If it can be executed, a top-down approach can allow buyers and vendors to achieve better outcomes. The starting point is for a seller to take a Key Player from latent need (not looking) to active need to achieve a desired business outcome that can be achieved by using the offering being considered. If value isn’t uncovered, the sales cycle will come to an abrupt end, as it should. This is consistent with one of the CCS® core concepts: Bad news early is good news.

If, however, value is established, sellers should be able to have their initial contact provide access to other Key Players that would be involved in making a buying decision. During calls with these other executives, their desired business outcomes and potential benefit (value) can be established. After all committee members are made aware of the total potential value, they would then have an enterprise wide view of the impact they can make by making a purchase decision.

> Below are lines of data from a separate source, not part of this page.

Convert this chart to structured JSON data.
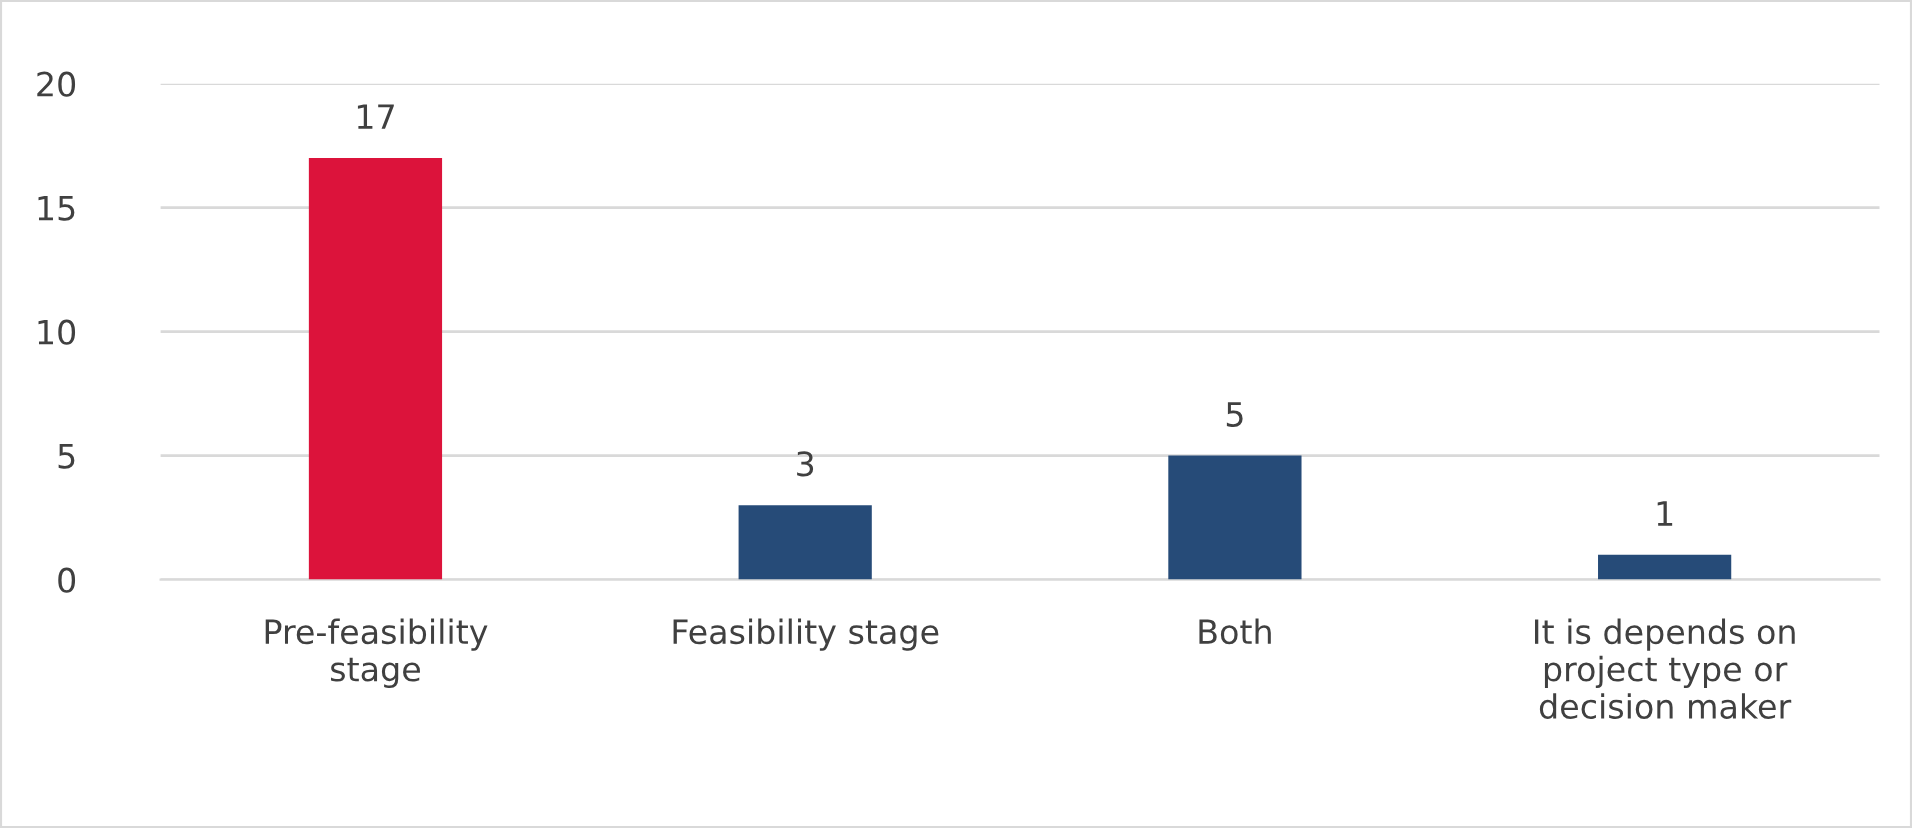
{
  "chart_data": {
    "type": "bar",
    "categories": [
      "Pre-feasibility\nstage",
      "Feasibility stage",
      "Both",
      "It is depends on\nproject type or\ndecision maker"
    ],
    "values": [
      17,
      3,
      5,
      1
    ],
    "colors": [
      "#dc133b",
      "#264b78",
      "#264b78",
      "#264b78"
    ],
    "ylim": [
      0,
      20
    ],
    "yticks": [
      0,
      5,
      10,
      15,
      20
    ],
    "grid": "y",
    "data_labels": true
  }
}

If there is adequate value, the buying committee can agree to have mid to lower levels get involved in evaluating the product/offering. This would allow the seller to provide an accurate estimate of the cost (including professional services if needed). The next step would be to work with the Key Players to create a cost vs. benefit to determine if the opportunity should die a quiet death or if the vendor should proceed in making a full recommendation in a proposal.

The steps below should be executed sequentially in top-down selling: 

  1. Determine the total potential enterprise value by calling on Key Player levels.
  2. If value is sufficient the vendor needs to provide an accurate estimate of total costs.
  3. If the cost vs. benefit makes sense, mid to lower level staff within the prospect company will do a full evaluation of the product/offering, vendor, service, support, references, etc.

This approach requires sellers to “set the table” by identifying potential value in Key Player calls. Both prospect and vendor organizations benefit by taking this approach. Prospects don’t waste their staff’s time evaluating offerings that won’t pay for themselves. Vendors won’t have tech and support staff involved unless/until the opportunity is qualified based upon projected payback.

Buying/selling doesn’t have to be a zero sum game. Both parties are better off if time-consuming evaluations of offerings that won’t provide adequate payback can be avoided.